AFFIRMED IN PART AND REVERSED IN PART.
[*] The Honorable William J. Jameson, Senior United States District Judge for the District of Montana, sitting by designation.
 Cook instituted three suits. This appeal involves the second (Cook II) and third (Cook III) actions.
 In Cook II Judge Schwartz ordered a release of all present and future liens. In Cook III, Judge Ramirez actually enjoined Cook from filing such liens.
 Because Judge Ramirez found the action frivolous, he dismissed with prejudice.
 As noted above, in each case, following the entry of judgment, Cook stipulated that he would release the liens from Meuwissen’s property and that he would refrain from filing such liens on the property of all federal defendants.
 In denying the motion to vacate the order of dismissal Judge Schwartz concluded that there was ample authority to dismiss the action for lack of subject matter on the ground of insubstantiality. He did not, however, dismiss the action on this ground. See discussion of “substantiality doctrine” under Cook III.

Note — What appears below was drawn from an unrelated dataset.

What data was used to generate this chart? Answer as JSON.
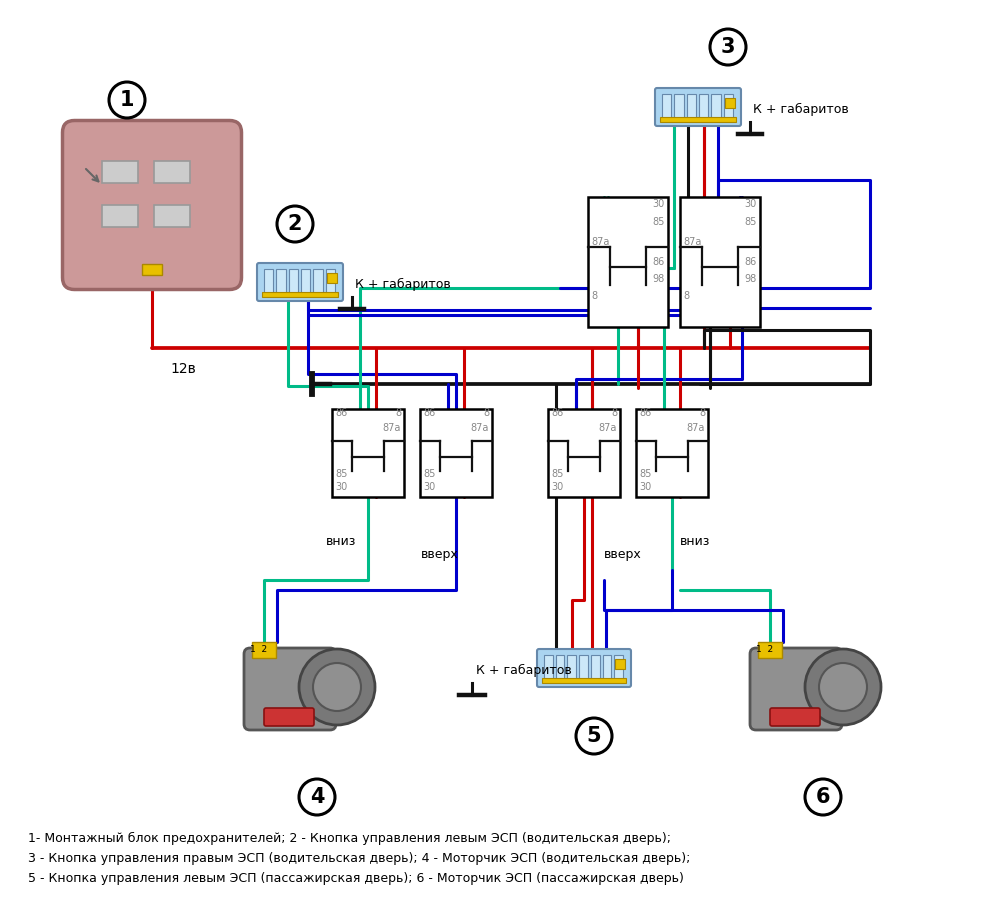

 The court noted in Wood that, “The doctrine of collateral estoppel and res judicata ordinarily provide adequate assurance that one court’s resolution of a controversy will be respected by other courts.” The court continued: “Nevertheless, under the All Writs Act, 28 U.S.C. § 1651, district courts do have the power to reinforce the effects of these doctrines by issuing an injunction against repetitive litigation. (Citing Clinton v. United States, 297 F.2d 899 (9th Cir.1961)).” Id. at 1524.
 Because Cook asserted a federal question, jurisdiction was facially conferred, thus allowing Judge Ramirez to apply the substantiality doctrine. See Hagans, 415 U.S. at 538-39, 94 S.Ct. at 1379-80.
 The formal judgment simply stated that judgment was entered for the defendants. In Judge Ramirez’s order he stated that defendants’ motions were granted “for lack of subject matter jurisdiction and for failure to state a claim upon which relief can be granted.” Earlier in his order he stated that the defendants’ various grounds for dismissal were well taken, but “it will not be necessary to base my judgment” on these grounds of defense and that he found “that this lawsuit is wholly frivolous, insubstantial and groundless. It thus is outside this court’s subject matter jurisdiction.” In a colloquy with Cook at a hearing on a motion filed by Cook subsequent to the judgment, Judge Ramirez said in part:
The basis of the dismissal was, in fact, the Constitutional claims were not only insubstantial, but frivolous and basically therefore, there was no Federal Question jurisdiction presented to this Court.
 The brief of the county appellees reads in part: “Mr. COOK, in his Opening Brief, identifies two items (items 6 and 7 of his Statement of Issues) as stipulated matters which he claims are not in issue on appeal. These items are not in issue only because Mr. COOK has elected to abide by the order of the District Court, and not to appeal these issues to the Ninth Circuit Court of Appeal. There is no stipulation on these issues, but there is an order of the District Court directing the dismissal of the case and that liens filed by Mr. COOK shall be without force or effect, and shall be removed.”
 Rule 11 was amended on April 18, 1983, to include sanctions, following the decision of the Supreme Court in Roadway Express, Inc. v. Piper, 447 U.S. 752, 766-67, 100 S.Ct. 2455, 2464, 65 L.Ed.2d 488 (1980). The Notes of the Advisory Committee state that the amended rule attempts to expand “the equitable doctrine permitting the court to award expenses, including attorney’s fees, to a litigant whose opponent acts in bad faith in instituting or conducting litigation.” (Citing Roadway Express).
 In Callow, the plaintiff claimed that reserve notes were not valid money, a claim which had been rejected by every court considering the claim. Id. at 1243.
 It may be noted that in view of Cook’s financial situation each court awarded a very modest fee — $500.00 to each of the three groups of defendants and $500.00 to the United States.
 In Wood, as here, the plaintiff was a pro se litigant. We have given due consideration to this fact, as the court did in Wood, 705 F.2d at 1525.
 We recognize that this partial reversal will have no practical effect, since the same issues were raised in Cook I and III as in Cook II, and we are affirming the orders with respect to Cook II.